In February 2015, artist Doris Thurber’s daughter Maya died of a heroin/fentanyl overdose. A year and a half later, convinced that tackling the massive opioid crisis would require all the skills and engagement our community could muster, Thurber joined fellow artists Joanna Hay and Jennifer Zingg to launch Hands Healing HeArts, a weekly program within Franklin County Drug Court that guides participants through writing, visual art, theater and other creative processes to help give expression to their feelings, experiences and struggles.
Garnering strong community support, the organization has grown to include several programs that address recovery, prevention, and resilience at all stages of the addiction cycle.
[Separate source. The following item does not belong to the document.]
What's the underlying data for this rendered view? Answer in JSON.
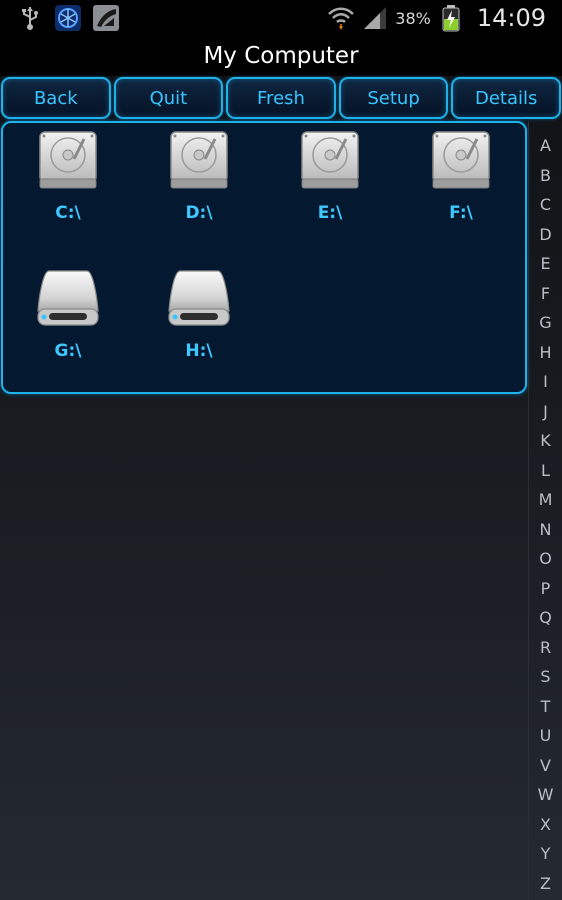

In 2019, Hands Healing HeArts became Yes Arts, with the mission of mobilizing the power of community and the arts to disrupt the cycle of addiction.
Our partnership with Drug Court continues as the Yes Arts Recovery Program, while our Youth and Community programs round out our comprehensive approach to disrupting the addiction cycle.
Yes Arts Recovery
The Yes Arts Recovery Program guides participants in Franklin County Drug Court through a variety of arts activities to enhance self-expression, connection and support.
Yes Arts Youth
Our Yes Arts Youth Program, launched in partnership with local schools and social service organizations in 2018, provides high quality out-of-school arts programming to promote healthy development and alternatives to substance use.
Yes Arts Community
The Yes Arts Community Program uses artistic performances, exhibits and media to increase community empathy, dialogue, and engagement about addiction and recovery.